Cuando nuestras expectativas se frustran, la decepción puede aparecer. Sin embargo, la Escritura nos anima repetidamente a confiar en que los caminos de Dios son más altos que los nuestros (Isaías 55:8-9). El salmista escribe en Salmo 37:7 (NVI):

"Guarda silencio ante el Señor, y espera en él con paciencia; no te irrites ante el que prospera en su camino, ni ante el que lleva a cabo sus malvados planes."
Esperar pacientemente no significa resignación pasiva; significa confiar activamente en que Dios está obrando incluso cuando no podemos verlo. Para el evento que enfrentó retrasos y una menor asistencia, el mensaje de ser vistos por Dios se volvió aún más conmovedor. Los que estuvieron presentes experimentaron un sentido más profundo de ser notados y cuidados por un Dios que ve no solo a la multitud, sino al individuo.

Orar a través de la frustración

La oración es nuestro salvavidas en estos momentos. Antes de cualquier reunión, podemos orar por protección, por corazones abiertos y para que se haga la voluntad de Dios. Pero cuando las cosas salen mal, la oración se vuelve aún más crucial. Oramos por los que no pudieron asistir, por los que estuvieron involucrados en accidentes y por la paz de los que están ansiosos. La oración cambia nuestro enfoque de nuestra propia frustración a los propósitos de Dios. Como nos recuerda Filipenses 4:6-7 (NVI):

"No se angustien por nada, sino que en toda situación, mediante oración y ruego, con acción de gracias, presenten sus peticiones a Dios. Y la paz de Dios, que sobrepasa todo entendimiento, guardará sus corazones y sus mentes en Cristo Jesús."
Esta paz es lo que nos sostiene cuando nuestros planes se desmoronan.

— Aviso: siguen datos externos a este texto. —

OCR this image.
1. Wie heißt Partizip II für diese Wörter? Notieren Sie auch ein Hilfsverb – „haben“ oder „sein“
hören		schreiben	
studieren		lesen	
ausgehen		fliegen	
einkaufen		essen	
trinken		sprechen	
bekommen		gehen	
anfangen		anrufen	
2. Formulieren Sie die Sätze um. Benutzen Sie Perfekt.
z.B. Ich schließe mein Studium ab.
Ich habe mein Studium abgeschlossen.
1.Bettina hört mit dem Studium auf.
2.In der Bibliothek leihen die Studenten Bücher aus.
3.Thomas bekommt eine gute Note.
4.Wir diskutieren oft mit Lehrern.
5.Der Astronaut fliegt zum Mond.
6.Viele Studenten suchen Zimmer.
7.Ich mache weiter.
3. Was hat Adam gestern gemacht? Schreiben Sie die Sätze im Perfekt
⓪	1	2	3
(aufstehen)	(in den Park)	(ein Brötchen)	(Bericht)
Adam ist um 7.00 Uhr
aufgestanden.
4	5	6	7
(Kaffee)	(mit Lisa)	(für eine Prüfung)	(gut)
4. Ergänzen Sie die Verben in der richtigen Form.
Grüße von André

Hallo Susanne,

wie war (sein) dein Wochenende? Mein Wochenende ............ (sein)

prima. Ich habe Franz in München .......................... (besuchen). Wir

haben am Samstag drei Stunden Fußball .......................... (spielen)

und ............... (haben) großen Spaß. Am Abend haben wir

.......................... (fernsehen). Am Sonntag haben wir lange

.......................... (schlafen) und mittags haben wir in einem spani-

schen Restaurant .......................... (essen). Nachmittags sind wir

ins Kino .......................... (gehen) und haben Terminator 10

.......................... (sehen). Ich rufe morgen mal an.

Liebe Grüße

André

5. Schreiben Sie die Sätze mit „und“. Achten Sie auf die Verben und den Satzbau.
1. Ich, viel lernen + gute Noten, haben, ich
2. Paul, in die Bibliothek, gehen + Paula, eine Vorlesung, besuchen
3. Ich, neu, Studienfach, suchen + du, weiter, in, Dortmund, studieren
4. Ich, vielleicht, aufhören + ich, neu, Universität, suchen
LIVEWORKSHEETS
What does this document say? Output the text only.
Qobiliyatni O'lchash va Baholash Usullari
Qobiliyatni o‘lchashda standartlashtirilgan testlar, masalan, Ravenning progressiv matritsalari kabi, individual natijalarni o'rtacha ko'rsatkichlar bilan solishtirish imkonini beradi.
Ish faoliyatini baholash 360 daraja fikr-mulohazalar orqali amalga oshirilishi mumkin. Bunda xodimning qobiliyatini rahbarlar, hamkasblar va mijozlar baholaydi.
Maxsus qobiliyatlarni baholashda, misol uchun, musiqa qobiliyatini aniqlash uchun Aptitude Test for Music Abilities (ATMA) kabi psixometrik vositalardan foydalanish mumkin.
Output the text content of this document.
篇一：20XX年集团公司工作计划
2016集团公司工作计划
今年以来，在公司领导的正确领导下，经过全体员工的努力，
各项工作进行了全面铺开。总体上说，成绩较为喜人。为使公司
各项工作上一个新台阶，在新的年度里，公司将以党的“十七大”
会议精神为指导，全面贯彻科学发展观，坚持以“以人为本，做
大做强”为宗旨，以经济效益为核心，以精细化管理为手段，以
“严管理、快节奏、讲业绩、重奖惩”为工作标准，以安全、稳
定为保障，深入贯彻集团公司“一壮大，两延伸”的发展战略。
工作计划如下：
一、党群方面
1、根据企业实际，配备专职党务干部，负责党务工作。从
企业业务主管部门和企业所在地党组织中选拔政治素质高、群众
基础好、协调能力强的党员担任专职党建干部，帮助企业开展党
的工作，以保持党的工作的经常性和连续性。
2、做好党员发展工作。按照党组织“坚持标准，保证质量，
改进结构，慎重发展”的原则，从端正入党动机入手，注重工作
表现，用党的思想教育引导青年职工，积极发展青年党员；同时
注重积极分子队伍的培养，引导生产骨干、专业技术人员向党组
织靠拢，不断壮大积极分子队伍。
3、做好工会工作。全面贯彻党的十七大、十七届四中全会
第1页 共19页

El mensaje que importa: Somos vistos por Dios

En el corazón de la noche interrumpida había una verdad poderosa: anhelamos ser vistos, y Dios nos ve. Este tema resuena profundamente en un mundo donde muchos se sienten invisibles, pasados por alto u olvidados. La Biblia está llena de historias de personas a quienes Dios vio en su angustia: Agar en el desierto (Génesis 16:13), los israelitas en esclavitud (Éxodo 3:7) y la mujer con flujo de sangre (Marcos 5:25-34). Jesús mismo demostró esta atención divina cuando notó a la viuda de Naín (Lucas 7:11-15) y al recaudador de impuestos Zaqueo (Lucas 19:1-10). Ser visto por Dios significa ser conocido, amado y valorado.

¿Qué significa ser visto por Dios?

Ser visto por Dios es más que simplemente que Dios nos observe. Implica su cuidado activo y su compromiso. El Salmo 139:1-3 (NVI) declara:

"Señor, tú me examinas y me conoces; sabes cuándo me siento y cuándo me levanto; aun a la distancia me lees el pensamiento. Mis pasos y mis descansos a ti se deben; todos mis caminos te son familiares."